Rheumatoid arthritis (RA) is one of the most severe inflammatory diseases that cause swelling, stiffness and pain in the joints, which pose a significant threat worldwide. Damage-associated molecular patterns (DAMPs) are danger molecules of endogenous origin, released during cell injury or cell death, interacts with various Pattern recognition receptors (PRRs) and activates various inflammatory diseases. One of the DAMP molecules, so-called EDA-fibronectin (Fn) is also responsible for causing RA. EDA-Fn triggers RA through its interaction with TLR4. Apart from TLR4, it is divulged that certain other PRR's are also responsible for RA, but the identity and mechanism of those PRRs remain unknown until now. Hence, for the first time, we tried to reveal those PRR's interaction with EDA-Fn in RA through computational methods. Protein-protein interaction (PPI) was checked using ClusPro between EDA-Fn and certain Pattern recognition receptors (PRRs) to explore the binding affinities of the potential PRRs. Protein-protein docking unveiled that TLR5, TLR2 and RAGE has good interaction with EDA-Fn than the well-reported TLR4. Macromolecular simulation was performed for TLR5, TLR2 and RAGE complexes along with the control group TLR4 for 50 ns to further investigate the stability, leading to the identification of TLR2, TLR5 and RAGE as the stable complexes. Hence, TLR2, TLR5 and RAGE on interaction with EDA-Fn may lead to the progression of RA that may need additional validations through in vitro and in vivo animal models. Molecular docking was used to analyse the binding force of the top 33 active anti-arthritic compounds with the target protein EDA-Fn. Molecular docking study showed that withaferin A has a good binding activity with EDA-fibronectin target. Hence, it is emphasized that guggulsterone and berberine could modulate the EDA-Fn-mediated TLR5/TLR2/RAGE pathways, thereby it could inhibit the deteriorating effects of RA which needs further in vitro and in vivo experimental validations.

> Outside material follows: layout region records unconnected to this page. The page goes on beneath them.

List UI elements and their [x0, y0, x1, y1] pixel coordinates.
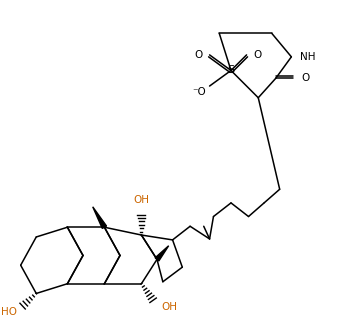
- Polygon shape: [93, 207, 106, 228]
- Text: S: S: [227, 65, 235, 75]
- Text: O: O: [195, 50, 203, 60]
- Text: ⁻O: ⁻O: [192, 87, 206, 97]
- Text: OH: OH: [161, 302, 177, 312]
- Text: NH: NH: [300, 52, 316, 62]
- Text: O: O: [253, 50, 262, 60]
- Text: HO: HO: [1, 307, 17, 317]
- Text: OH: OH: [133, 195, 149, 205]
- Polygon shape: [155, 246, 169, 261]
- Text: O: O: [301, 73, 310, 83]
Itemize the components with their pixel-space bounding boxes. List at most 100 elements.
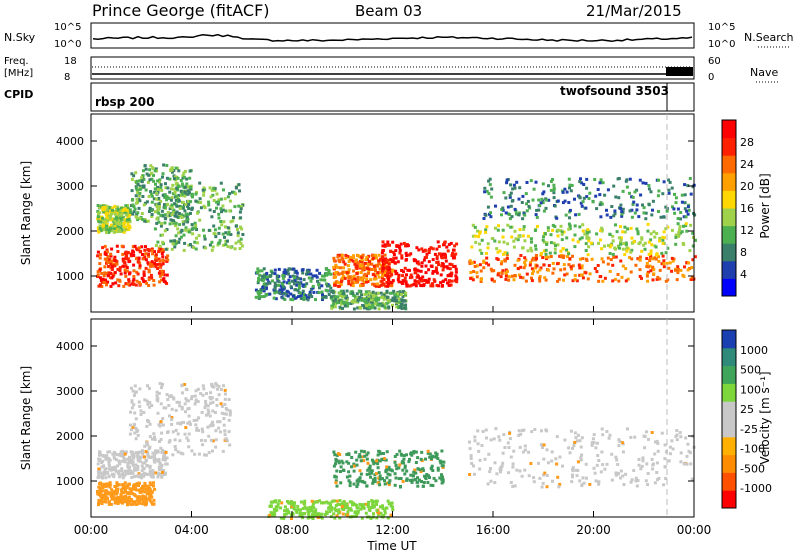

类风湿关节炎(RA)是一种最严重的炎症性疾病,可导致关节肿胀、僵硬和疼痛,在全球范围内构成重大威胁。损伤相关分子模式(DAMPs)是内源性起源的危险分子,在细胞损伤或死亡时释放,与各种模式识别受体(PRRs)相互作用并激活各种炎症性疾病。DAMP 分子之一,所谓的 EDA-纤维连接蛋白(Fn)也负责引起 RA。EDA-Fn 通过与 TLR4 的相互作用引发 RA。除了 TLR4,据透露,某些其他 PRR 也与 RA 有关,但这些 PRR 的身份和机制至今仍不清楚。因此,我们首次尝试通过计算方法揭示 RA 中 EDA-Fn 与这些 PRR 的相互作用。使用 ClusPro 检查 EDA-Fn 与某些模式识别受体(PRRs)之间的蛋白质-蛋白质相互作用(PPI),以探索潜在 PRR 的结合亲和力。蛋白质-蛋白质对接揭示 TLR5、TLR2 和 RAGE 与 EDA-Fn 的相互作用优于报道良好的 TLR4。对 TLR5、TLR2 和 RAGE 复合物以及对照组 TLR4 进行了 50ns 的大分子模拟,以进一步研究稳定性,从而确定 TLR2、TLR5 和 RAGE 为稳定复合物。因此,TLR2、TLR5 和 RAGE 与 EDA-Fn 的相互作用可能导致 RA 的进展,这可能需要通过体外和体内动物模型进行进一步验证。分子对接用于分析 33 种活性抗关节炎化合物与靶蛋白 EDA-Fn 的结合力。分子对接研究表明,吴茱萸内酯 A 与 EDA-纤维连接蛋白靶标具有良好的结合活性。因此,强调了古卡斯特酮和小檗碱可以调节 EDA-Fn 介导的 TLR5/TLR2/RAGE 途径,从而可以抑制 RA 的恶化作用,这需要进一步的体外和体内实验验证。